The heroes I like to read about, indeed the ones I like to write about, are a bit closer to us than the ideal.  I prefer for my protagonists to be ordinary people who overcome great odds despite their flaws.  I want people who have moments of doubt and aren't always self sacrificing, but they're able to reach inside of themselves and still do what's right.  Why is that?  It's because I want my heroes to be people I can relate to.

We all have our dark places, those thing going on inside our minds and our lives that we would be mortified for others to see.  I think it grants comfort to the reader to see a hero that's much like themselves - flawed, possessing the occasional doubt, yet always striving to be the best they can and overcome their own humanity.  This allows the reader to put themselves in place of the hero and see that they too can become greater than they think.

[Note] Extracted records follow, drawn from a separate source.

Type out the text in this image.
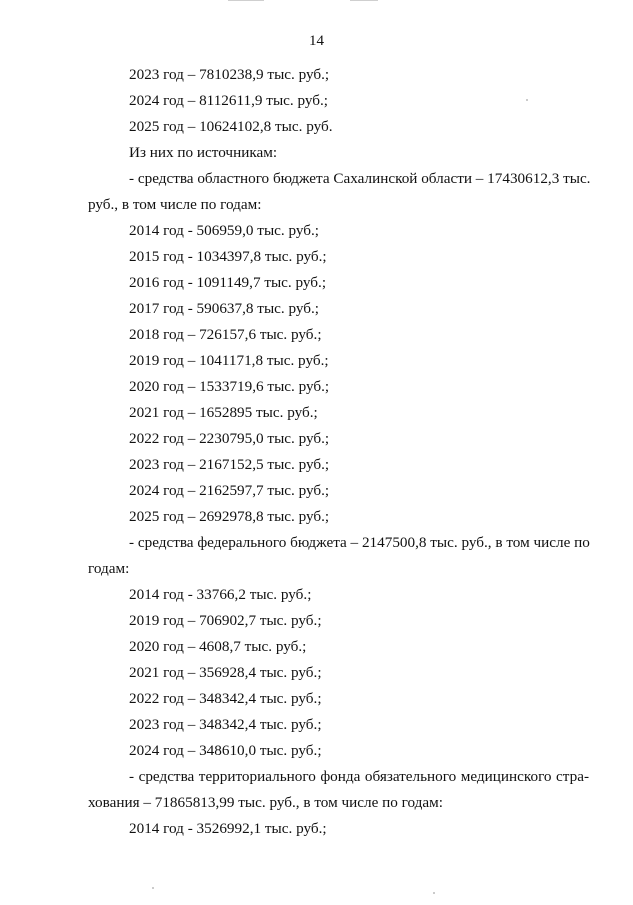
14
2023 год – 7810238,9 тыс. руб.;
2024 год – 8112611,9 тыс. руб.;
2025 год – 10624102,8 тыс. руб.
Из них по источникам:
- средства областного бюджета Сахалинской области – 17430612,3 тыс.
руб., в том числе по годам:
2014 год - 506959,0 тыс. руб.;
2015 год - 1034397,8 тыс. руб.;
2016 год - 1091149,7 тыс. руб.;
2017 год - 590637,8 тыс. руб.;
2018 год – 726157,6 тыс. руб.;
2019 год – 1041171,8 тыс. руб.;
2020 год – 1533719,6 тыс. руб.;
2021 год – 1652895 тыс. руб.;
2022 год – 2230795,0 тыс. руб.;
2023 год – 2167152,5 тыс. руб.;
2024 год – 2162597,7 тыс. руб.;
2025 год – 2692978,8 тыс. руб.;
- средства федерального бюджета – 2147500,8 тыс. руб., в том числе по
годам:
2014 год - 33766,2 тыс. руб.;
2019 год – 706902,7 тыс. руб.;
2020 год – 4608,7 тыс. руб.;
2021 год – 356928,4 тыс. руб.;
2022 год – 348342,4 тыс. руб.;
2023 год – 348342,4 тыс. руб.;
2024 год – 348610,0 тыс. руб.;
- средства территориального фонда обязательного медицинского стра-
хования – 71865813,99 тыс. руб., в том числе по годам:
2014 год - 3526992,1 тыс. руб.;
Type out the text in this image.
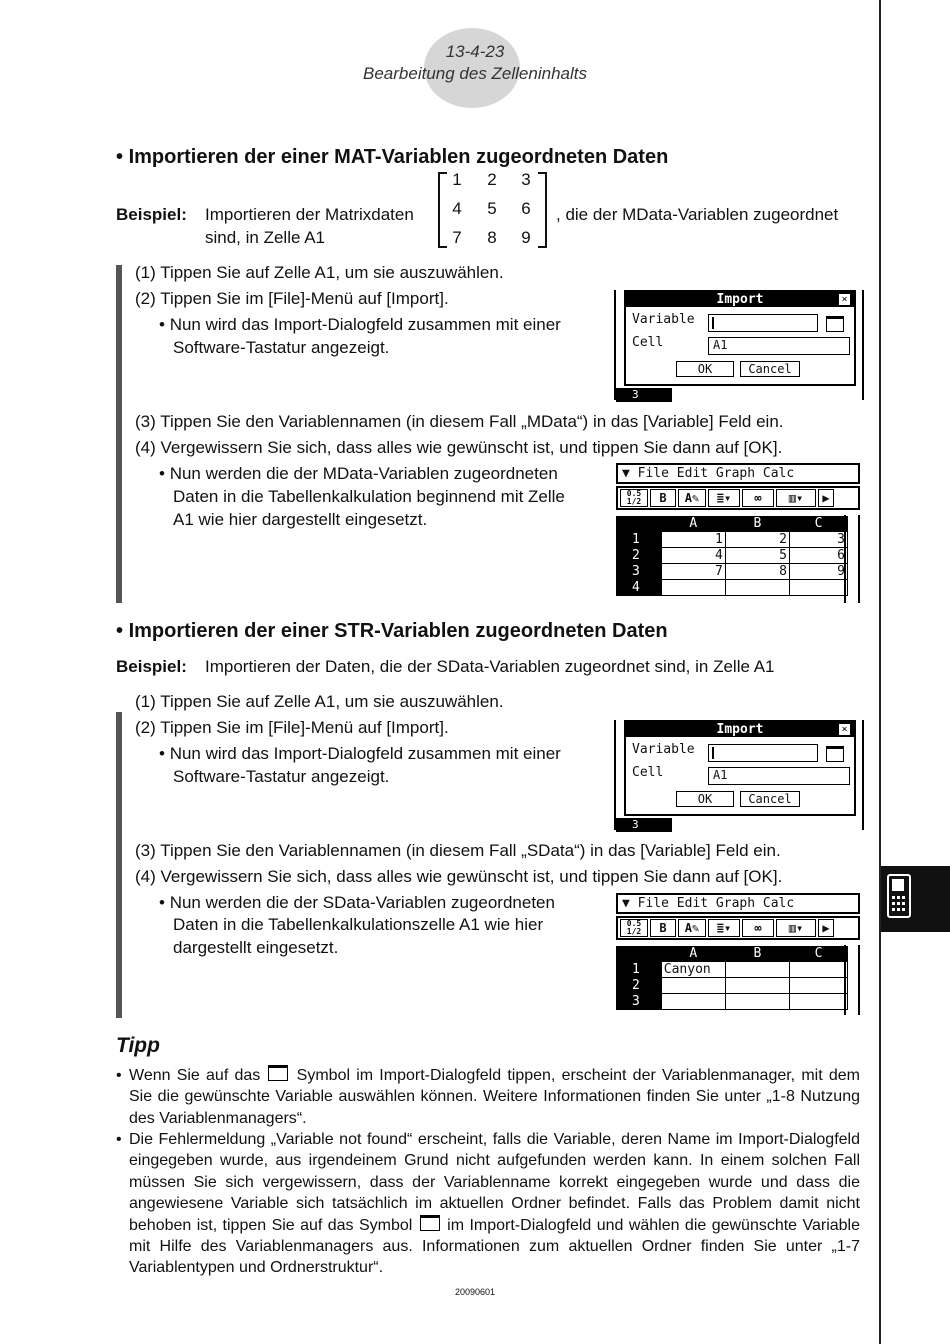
13-4-23
Bearbeitung des Zelleninhalts
• Importieren der einer MAT-Variablen zugeordneten Daten
Beispiel: Importieren der Matrixdaten
sind, in Zelle A1
, die der MData-Variablen zugeordnet
1	2	3
4	5	6
7	8	9
(1) Tippen Sie auf Zelle A1, um sie auszuwählen.
(2) Tippen Sie im [File]-Menü auf [Import].
• Nun wird das Import-Dialogfeld zusammen mit einer
Software-Tastatur angezeigt.
(3) Tippen Sie den Variablennamen (in diesem Fall „MData“) in das [Variable] Feld ein.
(4) Vergewissern Sie sich, dass alles wie gewünscht ist, und tippen Sie dann auf [OK].
• Nun werden die der MData-Variablen zugeordneten
Daten in die Tabellenkalkulation beginnend mit Zelle
A1 wie hier dargestellt eingesetzt.
3
Import	×
Variable
Cell	A1
OK	Cancel
▼ File Edit Graph Calc
0.5 1/2	B	A✎	≣▾	∞	▥▾	▶
	A	B	C
1	1	2	3
2	4	5	6
3	7	8	9
4			
• Importieren der einer STR-Variablen zugeordneten Daten
Beispiel: Importieren der Daten, die der SData-Variablen zugeordnet sind, in Zelle A1
(1) Tippen Sie auf Zelle A1, um sie auszuwählen.
(2) Tippen Sie im [File]-Menü auf [Import].
• Nun wird das Import-Dialogfeld zusammen mit einer
Software-Tastatur angezeigt.
(3) Tippen Sie den Variablennamen (in diesem Fall „SData“) in das [Variable] Feld ein.
(4) Vergewissern Sie sich, dass alles wie gewünscht ist, und tippen Sie dann auf [OK].
• Nun werden die der SData-Variablen zugeordneten
Daten in die Tabellenkalkulationszelle A1 wie hier
dargestellt eingesetzt.
3
Import	×
Variable
Cell	A1
OK	Cancel
▼ File Edit Graph Calc
0.5 1/2	B	A✎	≣▾	∞	▥▾	▶
	A	B	C
1	Canyon		
2			
3			
Tipp
• Wenn Sie auf das Symbol im Import-Dialogfeld tippen, erscheint der Variablenmanager, mit dem Sie die gewünschte Variable auswählen können. Weitere Informationen finden Sie unter „1-8 Nutzung des Variablenmanagers“.
• Die Fehlermeldung „Variable not found“ erscheint, falls die Variable, deren Name im Import-Dialogfeld eingegeben wurde, aus irgendeinem Grund nicht aufgefunden werden kann. In einem solchen Fall müssen Sie sich vergewissern, dass der Variablenname korrekt eingegeben wurde und dass die angewiesene Variable sich tatsächlich im aktuellen Ordner befindet. Falls das Problem damit nicht behoben ist, tippen Sie auf das Symbol im Import-Dialogfeld und wählen die gewünschte Variable mit Hilfe des Variablenmanagers aus. Informationen zum aktuellen Ordner finden Sie unter „1-7 Variablentypen und Ordnerstruktur“.
20090601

I know that each of us has times when we wonder if we can be the hero.  We present one face to the world, but we know in our own hearts what we really are.  Sometimes this gives us pride, and sometimes this causes us shame.  We tend to think of others as not possessing the flaws we know we have, and this can create self-doubt.  It's important to remember that no one is perfect, and I think that heroes in our stories that show this, and still do the right thing, give hope to people.  Even good people can do horrible things, but if we can show our heroes to rise from the ashes of their own actions and eventually do what's right, it lets us relate to that person.  In the end, I think this provides a more satisfying reading experience, and one the reader can understand more than some alabaster saint that might be so perfect that no one will ever match them.